4.4. Tips for good puzzles
4.5. Adaptations for SLDs
- Use an adapted font (Arial, Century Gothic, OpenDys), in sizes 12 to 14, with a 1.5 line spacing.
- Reduce the number of tasks that require writing and diversify the types of puzzles.
- Give explicit guidelines and break instructions in several simple sentences.
- Avoid red-herrings and give clues one puzzle at a time. For example, avoid giving a clue for the last puzzle as a reward for the first one. If you wish to do so, creating a colour code to link puzzles with clues could be a solution.
- Focus on logic rather than memory
- Make great use of visual elements
- Choose puzzle types that foster collaboration in order to get players to help each other.
- Avoid difficult physical manipulations/use of fine motor skills
- Provide support when tasks require space management skills
4.6. Examples of puzzles for STEAM and role models for girls
Puzzle idea 1 for scenario A: The push of a button triggers a succession of notes. Successfully repeating the notes’ sequence on a keyboard (either a virtual or a real one), releases a key. (ex: given by the game master)
Remember to stop any other sound in the room while the sequence is playing to avoid distractions.

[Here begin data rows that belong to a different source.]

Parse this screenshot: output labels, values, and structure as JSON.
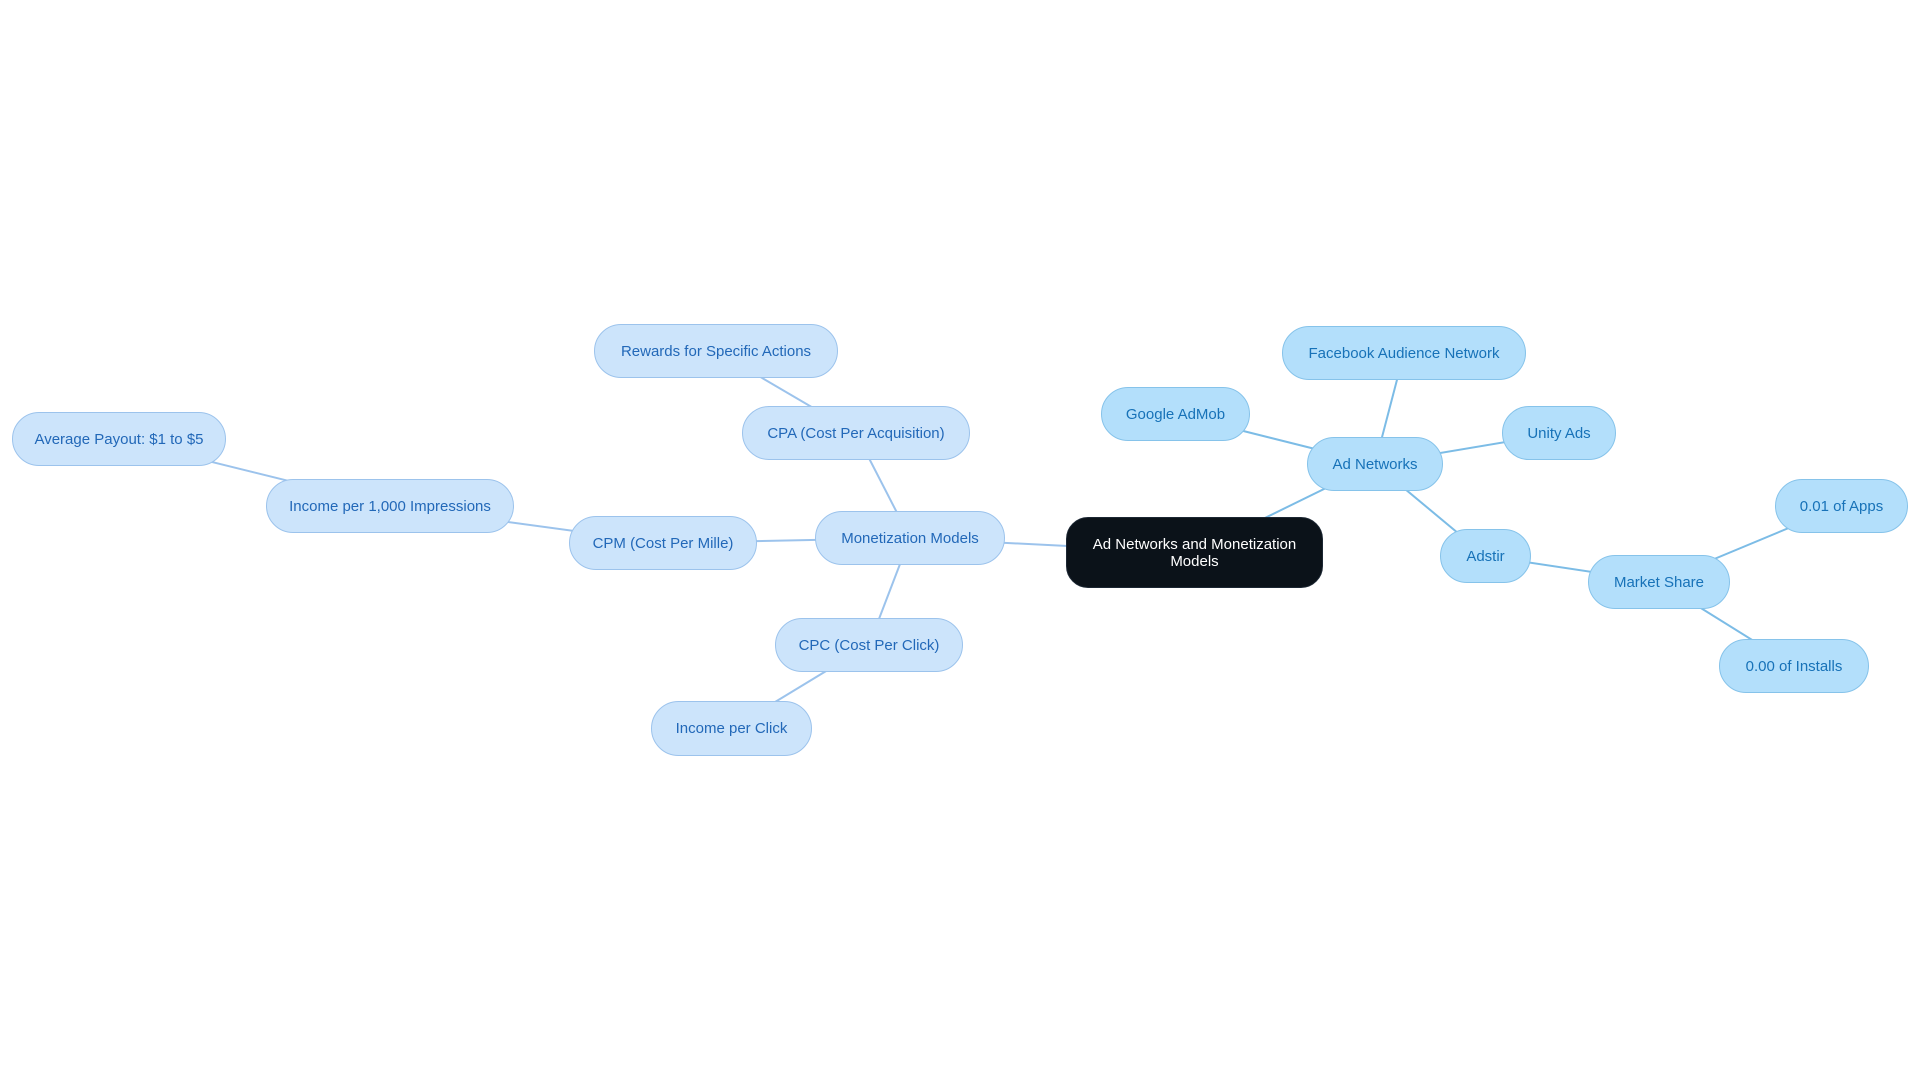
{
  "diagram": {
    "type": "mind-map",
    "colors": {
      "root_fill": "#0b1219",
      "root_text": "#ffffff",
      "left_fill": "#cce4fb",
      "left_border": "#9cc3ec",
      "left_text": "#2268b8",
      "left_edge": "#9cc3ec",
      "right_fill": "#b3dffb",
      "right_border": "#86c3ea",
      "right_text": "#1772b8",
      "right_edge": "#7cbce6"
    },
    "root": {
      "id": "root",
      "label": "Ad Networks and Monetization Models"
    },
    "nodes": [
      {
        "id": "monetization-models",
        "label": "Monetization Models",
        "parent": "root",
        "branch": "left"
      },
      {
        "id": "cpa",
        "label": "CPA (Cost Per Acquisition)",
        "parent": "monetization-models",
        "branch": "left"
      },
      {
        "id": "rewards",
        "label": "Rewards for Specific Actions",
        "parent": "cpa",
        "branch": "left"
      },
      {
        "id": "cpm",
        "label": "CPM (Cost Per Mille)",
        "parent": "monetization-models",
        "branch": "left"
      },
      {
        "id": "income-1000",
        "label": "Income per 1,000 Impressions",
        "parent": "cpm",
        "branch": "left"
      },
      {
        "id": "avg-payout",
        "label": "Average Payout: $1 to $5",
        "parent": "income-1000",
        "branch": "left"
      },
      {
        "id": "cpc",
        "label": "CPC (Cost Per Click)",
        "parent": "monetization-models",
        "branch": "left"
      },
      {
        "id": "income-click",
        "label": "Income per Click",
        "parent": "cpc",
        "branch": "left"
      },
      {
        "id": "ad-networks",
        "label": "Ad Networks",
        "parent": "root",
        "branch": "right"
      },
      {
        "id": "google-admob",
        "label": "Google AdMob",
        "parent": "ad-networks",
        "branch": "right"
      },
      {
        "id": "facebook-an",
        "label": "Facebook Audience Network",
        "parent": "ad-networks",
        "branch": "right"
      },
      {
        "id": "unity-ads",
        "label": "Unity Ads",
        "parent": "ad-networks",
        "branch": "right"
      },
      {
        "id": "adstir",
        "label": "Adstir",
        "parent": "ad-networks",
        "branch": "right"
      },
      {
        "id": "market-share",
        "label": "Market Share",
        "parent": "adstir",
        "branch": "right"
      },
      {
        "id": "apps-share",
        "label": "0.01 of Apps",
        "parent": "market-share",
        "branch": "right"
      },
      {
        "id": "installs-share",
        "label": "0.00 of Installs",
        "parent": "market-share",
        "branch": "right"
      }
    ]
  }
}
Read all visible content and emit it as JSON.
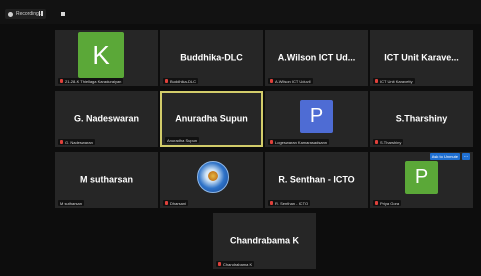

Puzzle idea 2 for Scenario A: Write down a DNA sequence. Leave some of the nucleotides blank. The nucleotides to be found will create a code.
Remember to write with big, clear letters. If you are printing it, use the fonts given above. You could also use Legos instead of paper. Associate one Lego colour to a nucleotide and build a sequence with it.
Puzzle idea for scenario B: Print pictures/paintings of several famous women scientists and inventors. Write a short description of their work aside. Stick everything on the wall to create an exhibition. Place a crossword in a safe, locked with an ABC multilock (for more information regarding the different types of locks, please refer to Grain 13, IO3). Link the riddles to the scientists’ descriptions. Colour several boxes on the crossword grid. Completing the crossword will reveal the code, indicated by the coloured squares. (Fenaert, 2020)
Make sure that descriptions are written in black, OpenDys or Arial, size 12, with a 1.5 spacing. Align left. Use white paper.
More examples of this can be found in Chapter 6, which considers ways of making STEAM escape rooms inclusive and educative regarding gender equality.